Save the Robe Announcement

Preservation Virginia and the John Marshall Foundation
Join Forces in a Campaign to Conserve
Chief Justice John Marshall's Black Judicial Robe,
First Worn in 1801

FOR IMMEDIATE RELEASE                                             
September 17, 2019

Richmond, VA – This Constitution Day, Preservation Virginia and the John Marshall Foundation announce the launch of "Save the Robe": a national fundraising and awareness campaign to conserve the only surviving judicial robe of Chief Justice John Marshall, a critical piece of American history.    

Chief Justice Marshall (b. 1755, d. 1835) was the longest serving Chief Justice of the United States, and his robe is the single most important artifact from his defining legacy of establishing the federal judiciary as a constitutional equal of the President and Congress.  Marshall’s efforts as a patriot,  statesman, and chief justice contributed mightily to holding the United States together as one nation between the Revolutionary War and the Civil War. 

It was Marshall who first standardized the black robe for Supreme Court justices, and his black judicial robe, owned by Preservation Virginia, owners and operators of the John Marshall House in Richmond, is a rare pre-1850s judicial robe. It is in need of restoration due to acid hydrolysis from the dye and iron mordant used to achieve its deep shade of black. Without immediate stabilization, conservation and documentation, this important artifact in American history could be lost forever. 

Howard Sutcliffe, principal conservator and director of River Region Costume and Textile Conservation has agreed to perform the conservation. Sutcliffe’s previous projects include conserving Tiraz fragments from Medieval Egypt, Tzar Nicholas II’s parade uniform and the original Kermit the Frog puppet.

Once restored, the robe will remain in the permanent collection of Preservation Virginia’s John Marshall House, the home in Richmond’s historic Court End neighborhood Marshall built in 1790 and lived in for forty-five years until his death. The robe will be stored in an archival case as part of a new exhibit.

The $218,000 Save the Robe campaign will also fund civics education programs and three duplicate robes for traveling exhibitions.

Elizabeth Kostelny, CEO of Preservation Virginia, says “Of the many artifacts in our collection related to John Marshall, the robe is the most evocative link to the Chief Justice’s enduring legacy on the Supreme Court. Every person who views the robe feels an immediate and physical connection to its history and importance.  We are grateful to the John Marshall Foundation for this partnership to conserve and protect the robe.”

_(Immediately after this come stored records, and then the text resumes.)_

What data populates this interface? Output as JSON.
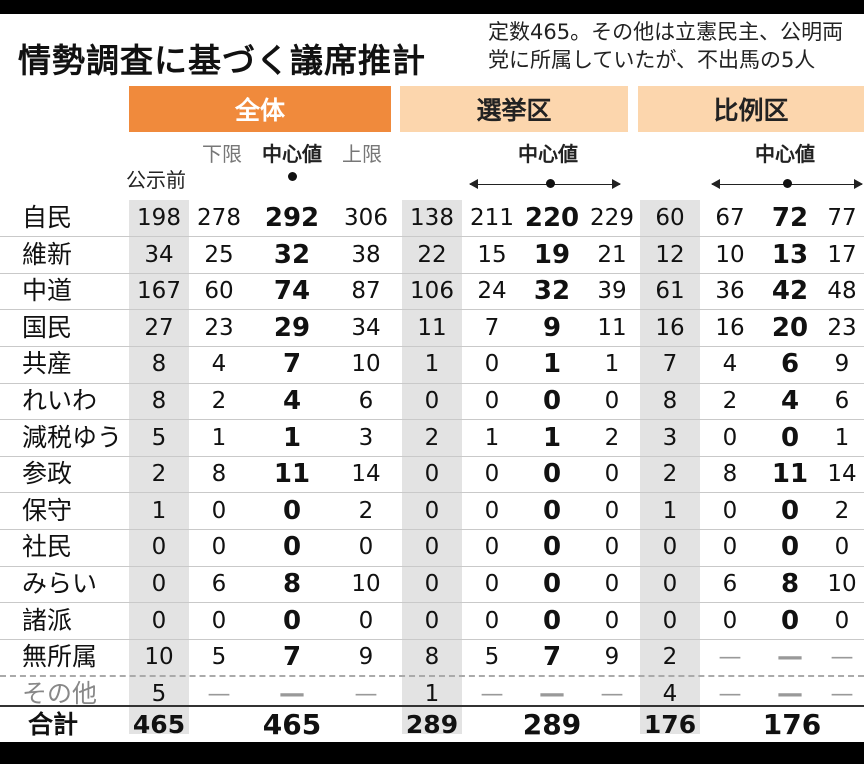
{
  "title": "情勢調査に基づく議席推計",
  "note": [
    "定数465。その他は立憲民主、公明両",
    "党に所属していたが、不出馬の5人"
  ],
  "sections": {
    "all": "全体",
    "district": "選挙区",
    "pr": "比例区"
  },
  "headers": {
    "before": "公示前",
    "low": "下限",
    "center": "中心値",
    "high": "上限"
  },
  "total_row": {
    "label": "合計",
    "before": "465",
    "center": "465",
    "dist_before": "289",
    "dist_center": "289",
    "pr_before": "176",
    "pr_center": "176"
  },
  "table": [
    {
      "party": "自民",
      "v": [
        "198",
        "278",
        "292",
        "306",
        "138",
        "211",
        "220",
        "229",
        "60",
        "67",
        "72",
        "77"
      ]
    },
    {
      "party": "維新",
      "v": [
        "34",
        "25",
        "32",
        "38",
        "22",
        "15",
        "19",
        "21",
        "12",
        "10",
        "13",
        "17"
      ]
    },
    {
      "party": "中道",
      "v": [
        "167",
        "60",
        "74",
        "87",
        "106",
        "24",
        "32",
        "39",
        "61",
        "36",
        "42",
        "48"
      ]
    },
    {
      "party": "国民",
      "v": [
        "27",
        "23",
        "29",
        "34",
        "11",
        "7",
        "9",
        "11",
        "16",
        "16",
        "20",
        "23"
      ]
    },
    {
      "party": "共産",
      "v": [
        "8",
        "4",
        "7",
        "10",
        "1",
        "0",
        "1",
        "1",
        "7",
        "4",
        "6",
        "9"
      ]
    },
    {
      "party": "れいわ",
      "v": [
        "8",
        "2",
        "4",
        "6",
        "0",
        "0",
        "0",
        "0",
        "8",
        "2",
        "4",
        "6"
      ]
    },
    {
      "party": "減税ゆう",
      "v": [
        "5",
        "1",
        "1",
        "3",
        "2",
        "1",
        "1",
        "2",
        "3",
        "0",
        "0",
        "1"
      ]
    },
    {
      "party": "参政",
      "v": [
        "2",
        "8",
        "11",
        "14",
        "0",
        "0",
        "0",
        "0",
        "2",
        "8",
        "11",
        "14"
      ]
    },
    {
      "party": "保守",
      "v": [
        "1",
        "0",
        "0",
        "2",
        "0",
        "0",
        "0",
        "0",
        "1",
        "0",
        "0",
        "2"
      ]
    },
    {
      "party": "社民",
      "v": [
        "0",
        "0",
        "0",
        "0",
        "0",
        "0",
        "0",
        "0",
        "0",
        "0",
        "0",
        "0"
      ]
    },
    {
      "party": "みらい",
      "v": [
        "0",
        "6",
        "8",
        "10",
        "0",
        "0",
        "0",
        "0",
        "0",
        "6",
        "8",
        "10"
      ]
    },
    {
      "party": "諸派",
      "v": [
        "0",
        "0",
        "0",
        "0",
        "0",
        "0",
        "0",
        "0",
        "0",
        "0",
        "0",
        "0"
      ]
    },
    {
      "party": "無所属",
      "v": [
        "10",
        "5",
        "7",
        "9",
        "8",
        "5",
        "7",
        "9",
        "2",
        "—",
        "—",
        "—"
      ]
    },
    {
      "party": "その他",
      "v": [
        "5",
        "—",
        "—",
        "—",
        "1",
        "—",
        "—",
        "—",
        "4",
        "—",
        "—",
        "—"
      ]
    }
  ]
}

 “John Marshall’s simple black robe is a national treasure and an irreplaceable icon of American judicial power,” says Kevin Walsh, President of the John Marshall Foundation and Professor of Law at the University of Richmond School of Law.  “The idea that it could be lost for future generations is unthinkable. The John Marshall Foundation is proud to partner with Preservation Virginia on this urgent mission to make sure that never happens.”

 

Contacts:

Jennifer Hurst-Wender, Director of Museum Operations, Preservation Virginia
jhurstwender@preservationvirginia.org
(804) 648-1889 ext. 315

Kevin Walsh, President, John Marshall Foundation
kwalsh@johnmarshallfoundation.org

 

About Save the Robe Partners:

Preservation Virginia’s mission is to make Virginia’s communities and historic places of memory stronger, more vital and economically sustainable through preservation, education and advocacy. The John Marshall Foundation exists to educate the public about the rule of law under the Constitution through the life, character, and services of America’s great chief justice.